Brighthive evaluates these new business opportunities carefully. They do not rush into signing new contracts—no matter how lucrative—until they have evaluated factors including ethics, policy incentives, and the motivations of the parties involved.
“We typically look for opportunities to set up a BrightHive Data Trust where a policy incentive is involved,” Natalie explained.
“Often this involves a future crisis that people are trying to prevent. For our projects in the workforce development sector, a key driver has been the focus on the future of work. People are motivated to quickly address skills gaps and prepare the workforce for new types of jobs.”
“We do a market evaluation and partner with nonprofits or think tanks who have evaluated the space,” she continued. “We ask them what challenges need to be solved and what data is currently available. Then we also begin to look at the data that is actually shareable. Will it be possible to share it with a high degree of certainty and confidence to answer questions and address outcomes? It’s one part technical and two parts about the appetite of the people in the organizations wanting to share the data. What is their motivation?”
Once BrightHive evaluates the impact opportunity, technical feasibility, and incentives of potential collaborating parties, they begin to pilot Data Trusts by helping put together a unifying Data Trust Agreement and deploying their technical infrastructure.
“We build in the costs of making sure the Data Trust is developed, deployed, and run in an ethically responsible fashion into our contracts. A culture of ethics is never a tack-on. It’s built into the way we do business,” Natalie said.

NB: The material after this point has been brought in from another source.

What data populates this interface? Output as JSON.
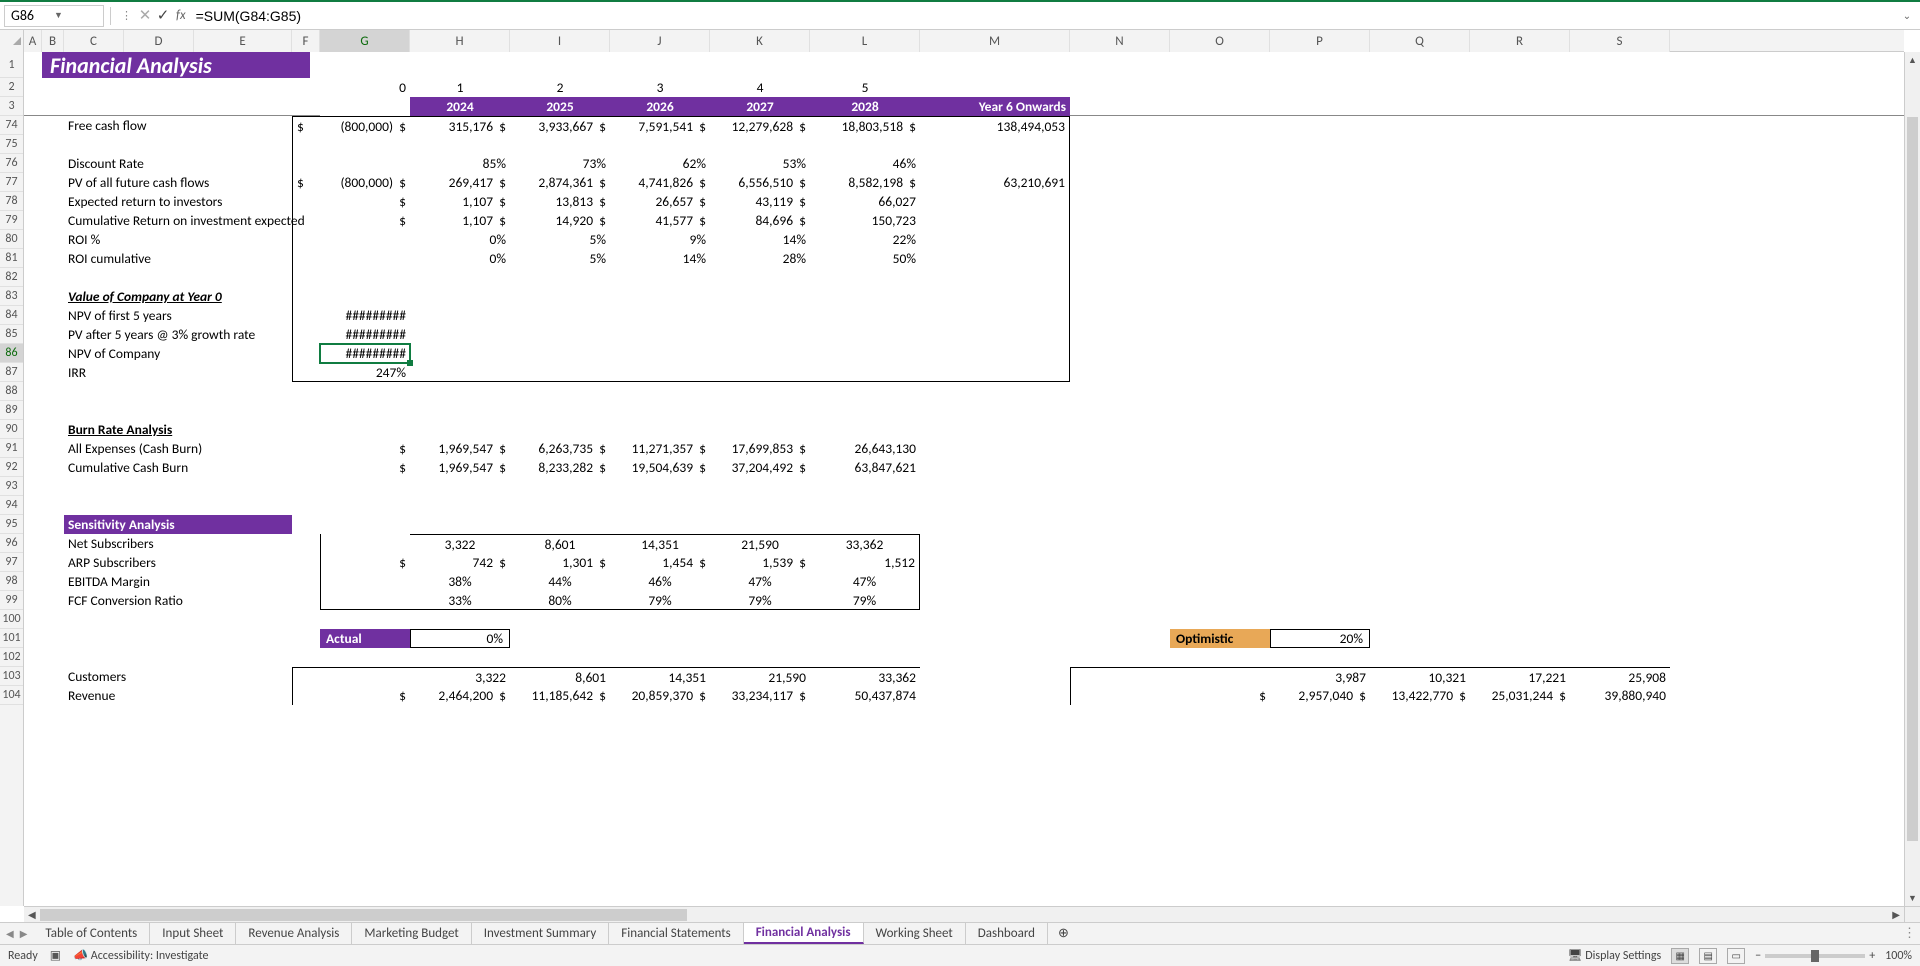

Concretely, BrightHive embeds ethics into their business model by creating a checklist for ethical data principles that their developers can reference as they build the software infrastructure. “We don’t have to spend a ton of money to do that,” Natalie pointed out. “Creating a checklist is not expensive.”
BrightHive also builds the costs of audits into their annual subscription.
“Audits are expensive,” Natalie said. “However, because our product as a whole is really affordable and produces a lot of cost savings for the parties involved, we can still be competitive in our pricing even when we build in the extra costs that might come with making sure we are being ethical and responsible at all stages of development and deployment.”
BrightHive also intentionally avoids charging for data collection itself. “We charge for the linking and use of data,” Natalie explained. “Our profits come from the value of the Data Trust, not from the quantities of data. Therefore, we only collect what is necessary to fulfill the use case agreed upon by the Data Trust members. We do not access or collect all of the organization's data. This is not a data lake. Instead, we only collect what is relevant to the specific use case. We also avoid collecting raw data and instead work with our customers to collect samples of synthetic data.”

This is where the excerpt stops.